= Ute Cohen =

German writer, journalist

Ute Cohen (born 1966) is a German writer, journalist and moderator based in Berlin. She has published novels, essays and non-fiction works that explore themes such as social relations, violence and aspects of contemporary culture.

She moderates the literary and cultural event series Cohen’s Club in Berlin and contributes interviews and essays to various German newspapers and magazines.'

== Life ==
Cohen studied linguistics and history and received a scholarship from the Studienstiftung des deutschen Volkes, Germany’s national scholarship foundation for gifted students. She later completed a doctorate in linguistics.

Before establishing herself as an author, Cohen worked in Düsseldorf, Frankfurt and Paris for international management consultancies and a United Nations organisation and also advised company founders as a communications consultant. She subsequently moved to Berlin, where she has been active as a freelance writer, journalist and moderator; her interviews and essays appear in German newspapers and magazines.
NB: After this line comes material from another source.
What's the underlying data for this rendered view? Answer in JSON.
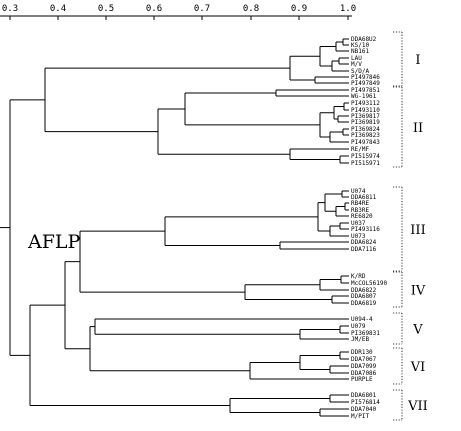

Cohen has conducted long-form interviews with cultural figures, including French actor Jean-Louis Trintignant. She also took part in a published conversation with French novelist Michel Houellebecq in 2023, together with historian David Engels, as documented by the German newspaper Die Tagespost.

== Works ==

=== Novels ===
- Satans Spielfeld. Septime Verlag, 2017.
- Poor Dogs. Septime Verlag, 2020.
- Falscher Garten. Septime Verlag, 2022.

=== Conversation/Interview Record ===

- Chaos? Hinhören, Singen. Conversation with Ingrid Caven. Kampa Verlag, 2021.

=== Non-fiction / Essays ===

- Der juristische "Bedeutungswandel": linguistische Überlegungen zu Stasis und Dynamik im Rechtssystem. Dissertation (Erlangen), 1994.
- Der Geschmack der Freiheit. Reclam, Stuttgart 2024.
- Glamour. Über das Wagnis, sich kunstvoll zu inszenieren. Zu Klampen Verlag, 2025.

== Reception ==
Cohen’s novels have received coverage in German literary and cultural media. In its review of Falscher Garten, Deutschlandfunk described the work as a grotesquely exaggerated Berlin story with black humour. The journal literaturkritik.de similarly emphasised the novel’s macabre tone and use of grotesque elements.

CulturMag reviewed both Satans Spielfeld and Poor Dogs, noting their engagement with themes of social hierarchy, economic pressure and interpersonal violence.

Her non-fiction book Der Geschmack der Freiheit has been discussed in several cultural outlets. FrontRowSociety and Leseschatz described it as examining culinary traditions in a broader cultural context, and taz featured the book in a public talk on German food culture.